A benchmark result for the RTX 5080 laptop GPU (via Benchleaks) has appeared on Geekbench 6, making it the first verified testing result for the RTX 50-series laptop GPU. The test showed that the GPU is installed on an Alienware 18 Area-51 gaming laptop launched at CES 2025, meaning someone probably installed the benchmarking app while on the exhibition floor and tested the device.
Many laptop and desktop PC reviewers don't use Geekbench 6 to test for performance. However, we do have performance numbers from other GPUs on it, allowing us to compare the RTX 5080 laptop. The results showed that the RTX 5080 laptop hit 190,326 points on OpenCL. The GPU has 16GB of VRAM and 60 SMs or compute units. Each compute unit usually contains 128 CUDA cores, translating to about 7,680 CUDA cores for the laptop GPU.
These numbers technically place it between the RTX 5070 desktop GPU, which has 48 SMs and 12 GB of VRAM, and the RTX 5070 Ti, which has 70 SMs and 16 GB of VRAM. It also reportedly features the same GB203-300 die as the 5070 Ti.
The Geekbench 6 results show that the RTX 5080 laptop GPU outperforms the previous-generation RTX 4090 laptop GPU, which scored only 179,426 points. It even outperforms the AMD Radeon RX 7900 XTX desktop GPU, which has a record of 187,818 points. It is nearly on par with an RTX 3080 Ti graphics card, which scored 191,482 points.

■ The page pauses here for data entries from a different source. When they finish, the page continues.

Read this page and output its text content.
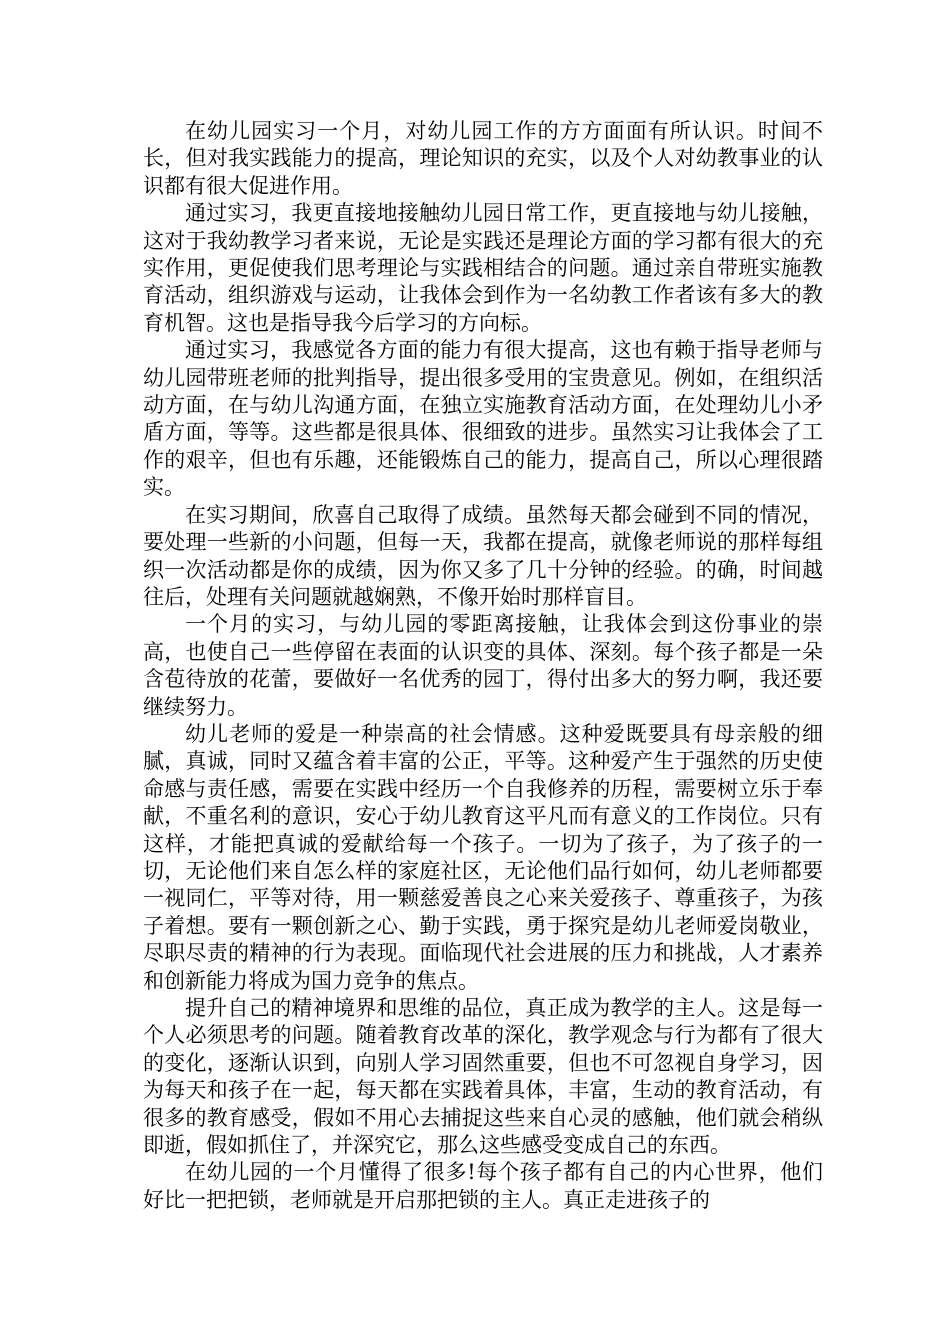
在幼儿园实习一个月，对幼儿园工作的方方面面有所认识。时间不长，但对我实践能力的提高，理论知识的充实，以及个人对幼教事业的认识都有很大促进作用。

通过实习，我更直接地接触幼儿园日常工作，更直接地与幼儿接触，这对于我幼教学习者来说，无论是实践还是理论方面的学习都有很大的充实作用，更促使我们思考理论与实践相结合的问题。通过亲自带班实施教育活动，组织游戏与运动，让我体会到作为一名幼教工作者该有多大的教育机智。这也是指导我今后学习的方向标。

通过实习，我感觉各方面的能力有很大提高，这也有赖于指导老师与幼儿园带班老师的批判指导，提出很多受用的宝贵意见。例如，在组织活动方面，在与幼儿沟通方面，在独立实施教育活动方面，在处理幼儿小矛盾方面，等等。这些都是很具体、很细致的进步。虽然实习让我体会了工作的艰辛，但也有乐趣，还能锻炼自己的能力，提高自己，所以心理很踏实。

在实习期间，欣喜自己取得了成绩。虽然每天都会碰到不同的情况，要处理一些新的小问题，但每一天，我都在提高，就像老师说的那样每组织一次活动都是你的成绩，因为你又多了几十分钟的经验。的确，时间越往后，处理有关问题就越娴熟，不像开始时那样盲目。

一个月的实习，与幼儿园的零距离接触，让我体会到这份事业的崇高，也使自己一些停留在表面的认识变的具体、深刻。每个孩子都是一朵含苞待放的花蕾，要做好一名优秀的园丁，得付出多大的努力啊，我还要继续努力。

幼儿老师的爱是一种崇高的社会情感。这种爱既要具有母亲般的细腻，真诚，同时又蕴含着丰富的公正，平等。这种爱产生于强然的历史使命感与责任感，需要在实践中经历一个自我修养的历程，需要树立乐于奉献，不重名利的意识，安心于幼儿教育这平凡而有意义的工作岗位。只有这样，才能把真诚的爱献给每一个孩子。一切为了孩子，为了孩子的一切，无论他们来自怎么样的家庭社区，无论他们品行如何，幼儿老师都要一视同仁，平等对待，用一颗慈爱善良之心来关爱孩子、尊重孩子，为孩子着想。要有一颗创新之心、勤于实践，勇于探究是幼儿老师爱岗敬业，尽职尽责的精神的行为表现。面临现代社会进展的压力和挑战，人才素养和创新能力将成为国力竞争的焦点。

提升自己的精神境界和思维的品位，真正成为教学的主人。这是每一个人必须思考的问题。随着教育改革的深化，教学观念与行为都有了很大的变化，逐渐认识到，向别人学习固然重要，但也不可忽视自身学习，因为每天和孩子在一起，每天都在实践着具体，丰富，生动的教育活动，有很多的教育感受，假如不用心去捕捉这些来自心灵的感触，他们就会稍纵即逝，假如抓住了，并深究它，那么这些感受变成自己的东西。

在幼儿园的一个月懂得了很多!每个孩子都有自己的内心世界，他们好比一把把锁，老师就是开启那把锁的主人。真正走进孩子的
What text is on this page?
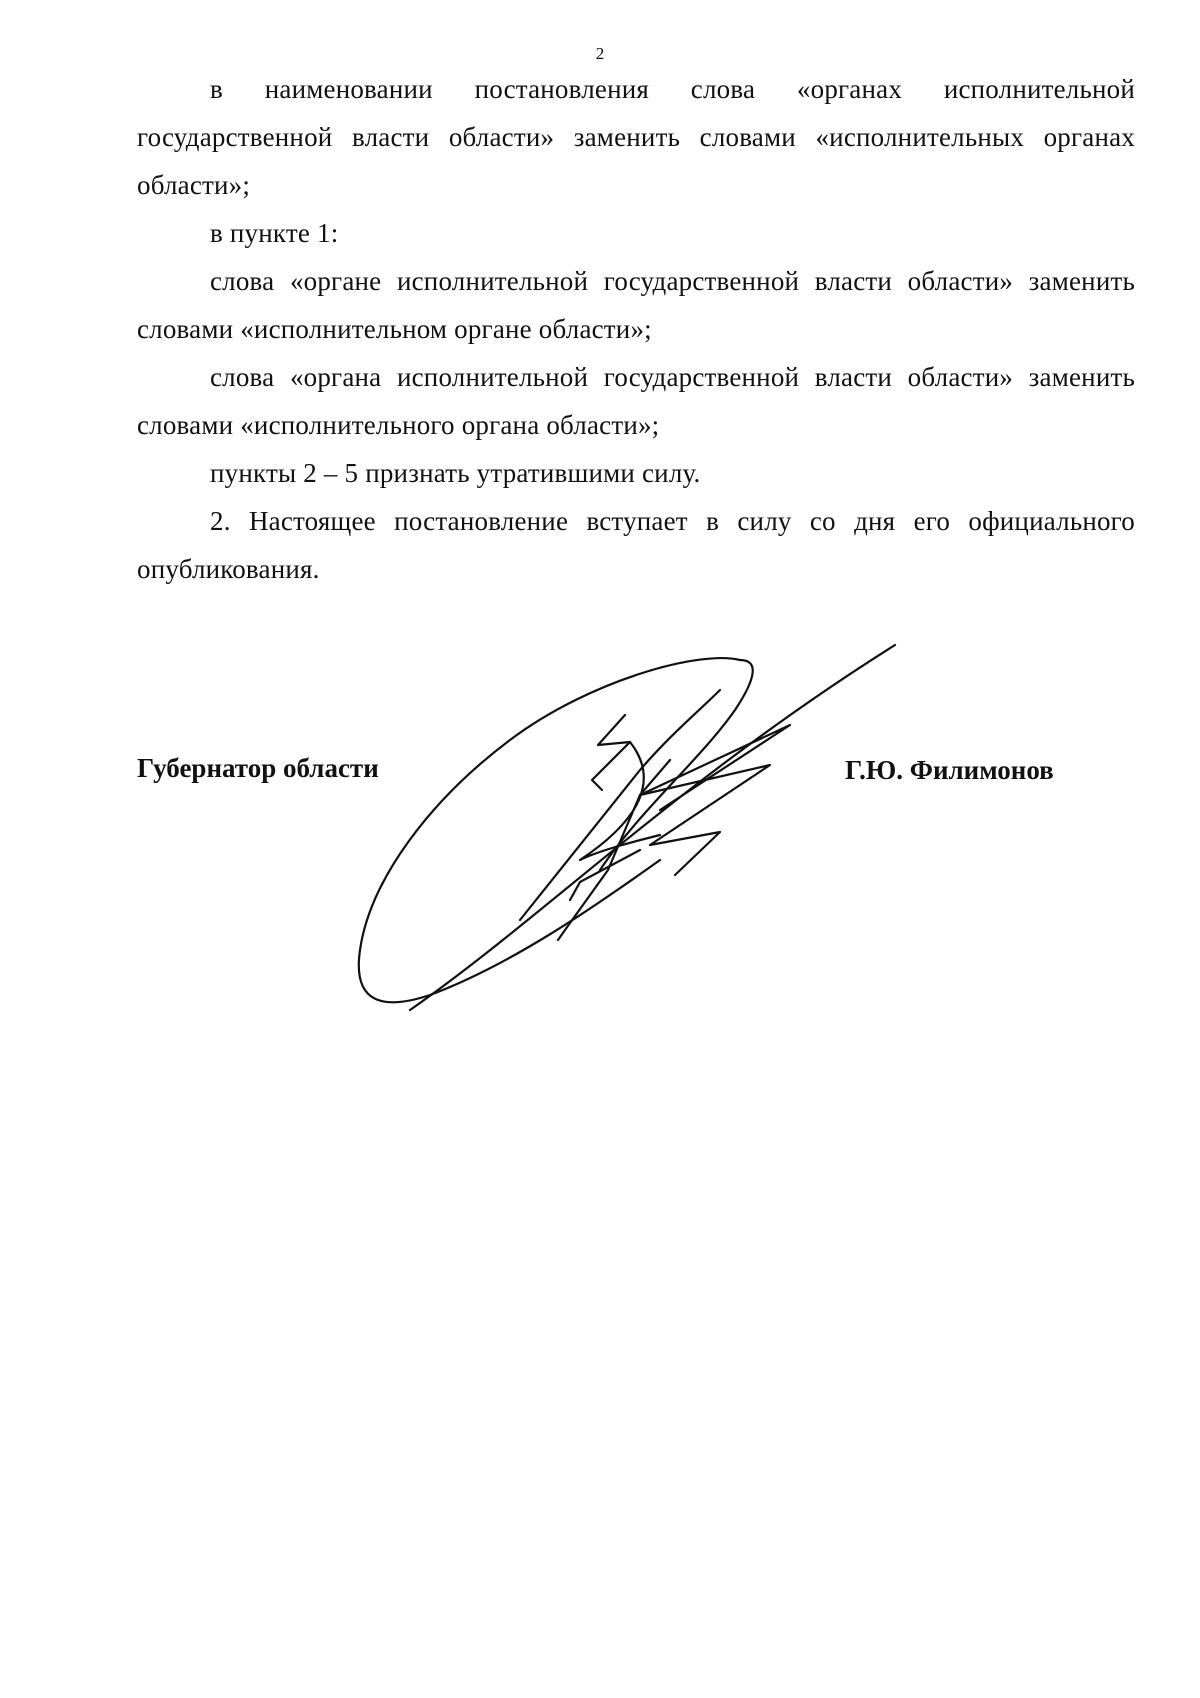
2

в наименовании постановления слова «органах исполнительной государственной власти области» заменить словами «исполнительных органах области»;

в пункте 1:

слова «органе исполнительной государственной власти области» заменить словами «исполнительном органе области»;

слова «органа исполнительной государственной власти области» заменить словами «исполнительного органа области»;

пункты 2 – 5 признать утратившими силу.

2. Настоящее постановление вступает в силу со дня его официального опубликования.

Губернатор области	Г.Ю. Филимонов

These theoretical numbers show how far mobile GPUs have come, although they will still vary depending on how much TGP and cooling the laptop OEM allows the computer GPU to have. With the release of these laptops expected to not be until March 2025, there is likely still a lot of room for improvement in their graphics drivers, allowing laptop manufacturers to squeeze more power out of the hardware.
However, despite the power of these new graphics cards, Nvidia priced the RTX 5080 laptop at $2,199. It’s unclear if this includes the price of the rest of the system, but if it is just for the GPU, the average gamer will likely have a hard time purchasing these gaming laptops armed with Nvidia’s latest GPUs.